If none of the above Pope’s sound particularly appealing to any budding anti-Pope supporters there are many more to choose from.
Then there is Chester Olszewski of Pennsylvania, a defrocked Episcopalian priest who became Pope Peter II in 1980. Olszewski is one of several contemporary anti-Popes to claim the title Peter II. Another Peter II is Pierre Henri Bubois of Brussels, another still is the German Julius Tischler and yet another is Maurice Achieri of Le Perreux, France who became an anti-Pope in 1995. Interestingly Achieri was able to claim a genuine apostolic succession courtesy of a legitimate consecration (i.e. he was a real bishop) from an Old (schismatic) Catholic lineage.
Americans seem to be particularly keen on the papacy, in addition to those already cited we may add Francis Konrad Schuckardt of Spokane, Washington, who declared himself Hadrian VII in 1984 and David Bawden of Kansas who became Pope Michael I in 1990. Finally, among the Americans, there is Reinaldus Michael Benjamins or Gregory XIX who claims to have been crowned by angels in 1983.
Elsewhere there is Fr. Valeriano Vestini from Chieti, Italy who was declared (self-declared?) Pope Valeriano I in 1990.
Britain even has its own anti-Pope in the person of Fr. Victor Von Pentz or (since 1994) Pope Linus II who resides in Hertfordshire. Von Pentz has been twice ordained by schismatic Catholic groupings and claims to have received a consecration from a mainstream Roman Catholic bishop.

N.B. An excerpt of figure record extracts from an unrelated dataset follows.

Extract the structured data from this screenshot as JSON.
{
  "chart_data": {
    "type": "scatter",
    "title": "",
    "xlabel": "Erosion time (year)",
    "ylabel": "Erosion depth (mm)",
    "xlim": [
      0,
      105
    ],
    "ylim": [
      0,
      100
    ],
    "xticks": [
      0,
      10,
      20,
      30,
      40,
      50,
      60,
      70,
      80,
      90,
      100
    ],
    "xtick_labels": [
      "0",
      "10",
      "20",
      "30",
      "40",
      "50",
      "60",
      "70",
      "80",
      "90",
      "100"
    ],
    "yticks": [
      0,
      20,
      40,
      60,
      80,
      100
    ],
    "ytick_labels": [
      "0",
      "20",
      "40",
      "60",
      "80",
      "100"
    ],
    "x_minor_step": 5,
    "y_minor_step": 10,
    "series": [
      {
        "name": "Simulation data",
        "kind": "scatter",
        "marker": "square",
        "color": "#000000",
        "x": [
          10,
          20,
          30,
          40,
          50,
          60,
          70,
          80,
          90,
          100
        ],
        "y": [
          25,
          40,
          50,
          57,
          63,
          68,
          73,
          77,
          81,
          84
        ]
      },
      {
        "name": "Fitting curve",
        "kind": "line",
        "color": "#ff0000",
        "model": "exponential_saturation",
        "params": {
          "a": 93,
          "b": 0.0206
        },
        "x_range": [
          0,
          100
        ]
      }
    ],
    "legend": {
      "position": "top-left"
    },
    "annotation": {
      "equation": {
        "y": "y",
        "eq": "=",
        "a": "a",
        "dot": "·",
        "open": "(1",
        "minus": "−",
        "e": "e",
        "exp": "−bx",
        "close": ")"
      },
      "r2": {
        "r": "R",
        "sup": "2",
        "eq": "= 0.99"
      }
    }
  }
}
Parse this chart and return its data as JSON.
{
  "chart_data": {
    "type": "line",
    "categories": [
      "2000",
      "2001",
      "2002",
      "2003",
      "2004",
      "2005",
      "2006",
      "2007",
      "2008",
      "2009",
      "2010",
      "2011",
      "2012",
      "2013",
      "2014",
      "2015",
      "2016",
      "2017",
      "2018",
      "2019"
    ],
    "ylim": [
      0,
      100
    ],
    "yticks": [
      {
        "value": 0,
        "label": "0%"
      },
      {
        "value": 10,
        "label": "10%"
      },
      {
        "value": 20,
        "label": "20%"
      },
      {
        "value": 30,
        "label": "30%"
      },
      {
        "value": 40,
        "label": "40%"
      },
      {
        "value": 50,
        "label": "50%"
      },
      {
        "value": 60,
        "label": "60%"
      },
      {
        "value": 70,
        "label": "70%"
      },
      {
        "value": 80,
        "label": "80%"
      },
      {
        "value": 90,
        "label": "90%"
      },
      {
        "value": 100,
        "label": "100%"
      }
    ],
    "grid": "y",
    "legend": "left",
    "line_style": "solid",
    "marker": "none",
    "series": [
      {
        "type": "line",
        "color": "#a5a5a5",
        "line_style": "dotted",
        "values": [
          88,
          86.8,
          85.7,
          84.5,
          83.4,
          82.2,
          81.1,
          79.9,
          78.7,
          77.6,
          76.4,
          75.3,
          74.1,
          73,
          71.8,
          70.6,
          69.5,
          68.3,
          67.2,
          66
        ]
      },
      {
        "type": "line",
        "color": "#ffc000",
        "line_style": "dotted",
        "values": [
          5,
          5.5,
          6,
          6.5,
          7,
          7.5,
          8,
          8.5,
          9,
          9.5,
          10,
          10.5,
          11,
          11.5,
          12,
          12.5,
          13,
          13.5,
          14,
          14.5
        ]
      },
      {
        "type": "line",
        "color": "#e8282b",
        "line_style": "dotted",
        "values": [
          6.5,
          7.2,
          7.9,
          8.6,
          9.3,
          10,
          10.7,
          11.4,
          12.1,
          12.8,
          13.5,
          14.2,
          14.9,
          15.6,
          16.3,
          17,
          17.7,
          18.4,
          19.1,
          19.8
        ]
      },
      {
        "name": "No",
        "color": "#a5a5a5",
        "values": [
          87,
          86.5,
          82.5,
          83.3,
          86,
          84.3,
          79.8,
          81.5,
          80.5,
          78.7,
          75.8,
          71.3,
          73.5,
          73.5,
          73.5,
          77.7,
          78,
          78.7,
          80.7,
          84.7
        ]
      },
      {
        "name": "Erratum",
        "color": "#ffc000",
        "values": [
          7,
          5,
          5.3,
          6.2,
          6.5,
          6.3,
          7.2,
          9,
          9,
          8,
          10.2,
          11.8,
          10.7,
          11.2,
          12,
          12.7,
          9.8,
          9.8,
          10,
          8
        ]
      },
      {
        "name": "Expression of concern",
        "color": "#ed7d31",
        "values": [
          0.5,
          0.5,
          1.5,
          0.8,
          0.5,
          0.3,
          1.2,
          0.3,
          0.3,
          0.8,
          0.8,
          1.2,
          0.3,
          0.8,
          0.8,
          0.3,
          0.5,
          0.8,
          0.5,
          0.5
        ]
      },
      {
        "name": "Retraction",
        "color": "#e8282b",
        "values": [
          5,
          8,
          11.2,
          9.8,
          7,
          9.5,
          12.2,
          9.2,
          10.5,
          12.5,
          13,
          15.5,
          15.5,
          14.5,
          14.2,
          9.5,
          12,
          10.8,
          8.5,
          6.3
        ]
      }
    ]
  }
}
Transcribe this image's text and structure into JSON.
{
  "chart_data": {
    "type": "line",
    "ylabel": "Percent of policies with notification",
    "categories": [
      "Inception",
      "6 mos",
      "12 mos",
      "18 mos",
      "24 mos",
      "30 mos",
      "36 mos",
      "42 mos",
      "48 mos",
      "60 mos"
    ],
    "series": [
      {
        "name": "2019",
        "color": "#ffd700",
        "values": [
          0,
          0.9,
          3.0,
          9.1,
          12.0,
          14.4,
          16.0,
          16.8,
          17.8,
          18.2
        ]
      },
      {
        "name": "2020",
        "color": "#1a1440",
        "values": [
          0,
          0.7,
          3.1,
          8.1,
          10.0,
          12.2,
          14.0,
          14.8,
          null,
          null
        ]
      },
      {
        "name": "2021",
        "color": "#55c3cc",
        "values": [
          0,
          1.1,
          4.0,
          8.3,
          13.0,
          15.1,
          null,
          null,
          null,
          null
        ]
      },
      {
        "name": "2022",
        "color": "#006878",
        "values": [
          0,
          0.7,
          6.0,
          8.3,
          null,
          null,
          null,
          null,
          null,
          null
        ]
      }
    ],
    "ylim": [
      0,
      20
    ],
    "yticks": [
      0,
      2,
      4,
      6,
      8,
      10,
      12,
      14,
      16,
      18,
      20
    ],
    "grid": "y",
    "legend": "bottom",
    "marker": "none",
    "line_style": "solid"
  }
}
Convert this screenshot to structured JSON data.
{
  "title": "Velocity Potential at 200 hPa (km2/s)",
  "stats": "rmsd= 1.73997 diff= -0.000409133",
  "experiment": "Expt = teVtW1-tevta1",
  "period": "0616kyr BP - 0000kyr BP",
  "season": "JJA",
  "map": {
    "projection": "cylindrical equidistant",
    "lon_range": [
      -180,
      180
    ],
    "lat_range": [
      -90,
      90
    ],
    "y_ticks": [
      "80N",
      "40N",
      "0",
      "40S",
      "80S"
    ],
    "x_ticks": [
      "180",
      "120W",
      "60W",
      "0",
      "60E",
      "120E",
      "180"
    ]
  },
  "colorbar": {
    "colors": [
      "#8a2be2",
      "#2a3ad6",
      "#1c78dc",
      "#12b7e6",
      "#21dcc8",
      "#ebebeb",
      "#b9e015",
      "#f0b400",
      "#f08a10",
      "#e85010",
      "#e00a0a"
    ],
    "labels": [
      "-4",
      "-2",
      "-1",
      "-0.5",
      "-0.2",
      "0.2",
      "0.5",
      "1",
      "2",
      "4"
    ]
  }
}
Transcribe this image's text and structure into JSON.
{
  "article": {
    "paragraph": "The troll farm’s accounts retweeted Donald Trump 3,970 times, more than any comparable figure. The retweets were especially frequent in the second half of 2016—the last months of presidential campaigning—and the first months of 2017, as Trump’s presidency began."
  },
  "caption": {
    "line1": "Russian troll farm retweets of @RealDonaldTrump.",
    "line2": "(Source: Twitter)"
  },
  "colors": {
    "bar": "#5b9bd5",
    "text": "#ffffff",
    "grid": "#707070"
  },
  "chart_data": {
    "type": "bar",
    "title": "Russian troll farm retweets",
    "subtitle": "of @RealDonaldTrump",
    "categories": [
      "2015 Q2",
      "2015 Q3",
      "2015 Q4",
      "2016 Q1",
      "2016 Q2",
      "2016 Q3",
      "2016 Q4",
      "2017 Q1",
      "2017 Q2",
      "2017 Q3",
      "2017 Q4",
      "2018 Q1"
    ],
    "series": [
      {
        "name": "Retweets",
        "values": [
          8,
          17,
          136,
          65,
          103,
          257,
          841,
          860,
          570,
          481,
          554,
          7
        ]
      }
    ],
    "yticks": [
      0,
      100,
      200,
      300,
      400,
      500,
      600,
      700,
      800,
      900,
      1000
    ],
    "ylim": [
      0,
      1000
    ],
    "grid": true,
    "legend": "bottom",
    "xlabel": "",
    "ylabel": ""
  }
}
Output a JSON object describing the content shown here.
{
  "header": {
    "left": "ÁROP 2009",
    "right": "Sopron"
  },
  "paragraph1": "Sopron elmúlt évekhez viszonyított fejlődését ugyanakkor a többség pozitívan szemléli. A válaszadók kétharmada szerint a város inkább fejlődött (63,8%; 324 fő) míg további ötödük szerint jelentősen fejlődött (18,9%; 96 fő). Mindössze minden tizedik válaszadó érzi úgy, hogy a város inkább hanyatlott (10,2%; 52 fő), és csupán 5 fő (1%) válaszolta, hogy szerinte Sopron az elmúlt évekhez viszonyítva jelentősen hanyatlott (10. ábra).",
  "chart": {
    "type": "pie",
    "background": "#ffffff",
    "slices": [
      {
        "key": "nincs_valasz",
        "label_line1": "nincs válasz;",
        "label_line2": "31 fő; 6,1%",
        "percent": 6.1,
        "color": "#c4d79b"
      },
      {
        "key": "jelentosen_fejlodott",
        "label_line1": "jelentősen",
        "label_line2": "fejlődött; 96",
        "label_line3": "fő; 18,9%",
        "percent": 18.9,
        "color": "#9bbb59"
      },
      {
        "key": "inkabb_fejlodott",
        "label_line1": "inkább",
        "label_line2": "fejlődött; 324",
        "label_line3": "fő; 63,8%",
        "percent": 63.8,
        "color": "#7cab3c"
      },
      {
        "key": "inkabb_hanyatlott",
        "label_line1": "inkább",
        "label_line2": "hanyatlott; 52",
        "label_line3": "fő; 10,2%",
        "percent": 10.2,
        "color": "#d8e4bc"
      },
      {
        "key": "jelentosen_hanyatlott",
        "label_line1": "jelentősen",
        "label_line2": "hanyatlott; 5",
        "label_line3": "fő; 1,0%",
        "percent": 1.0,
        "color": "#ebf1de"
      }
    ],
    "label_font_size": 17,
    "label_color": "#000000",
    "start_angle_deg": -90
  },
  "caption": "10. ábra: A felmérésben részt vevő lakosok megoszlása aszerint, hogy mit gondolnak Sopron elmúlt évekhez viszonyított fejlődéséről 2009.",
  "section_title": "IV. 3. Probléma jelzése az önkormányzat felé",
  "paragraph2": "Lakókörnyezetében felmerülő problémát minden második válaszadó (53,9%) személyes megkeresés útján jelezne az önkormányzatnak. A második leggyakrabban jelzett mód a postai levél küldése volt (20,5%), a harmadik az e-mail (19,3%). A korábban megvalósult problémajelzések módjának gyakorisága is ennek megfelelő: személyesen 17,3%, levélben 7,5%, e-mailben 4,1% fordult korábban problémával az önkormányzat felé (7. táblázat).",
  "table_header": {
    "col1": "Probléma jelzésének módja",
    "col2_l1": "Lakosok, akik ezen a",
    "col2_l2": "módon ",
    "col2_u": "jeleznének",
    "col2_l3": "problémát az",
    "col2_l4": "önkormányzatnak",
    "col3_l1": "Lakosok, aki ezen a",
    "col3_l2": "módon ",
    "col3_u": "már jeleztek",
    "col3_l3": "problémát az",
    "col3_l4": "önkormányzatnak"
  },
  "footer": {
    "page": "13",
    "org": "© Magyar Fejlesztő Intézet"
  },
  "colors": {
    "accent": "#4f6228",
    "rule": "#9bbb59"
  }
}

Until recently Africa had an anti-pope too, in the person of Timothy Blasio Ahitler (1941-1998). Ahitler was the leader of Legio Maria a breakaway Catholic sect founded by Melkio Ondetto. Legio Maria is based in Kenya with its headquarters near Lake Victoria. The sect curiously and incongrously combined ultra conservative Catholicism with African cultural adaptation. Thus the Latin mass was retained as was an emphasis on using the rosary. At the same time African characteristics of worship were also adopted including dancing, clapping and drumming. Legio Maria’s supporters claimed that it and not its Rome based parent, was the real Catholic Church. Ahitler took over the leadership of Legio Maria following Ondetto’s death and added the Papal title in 1991.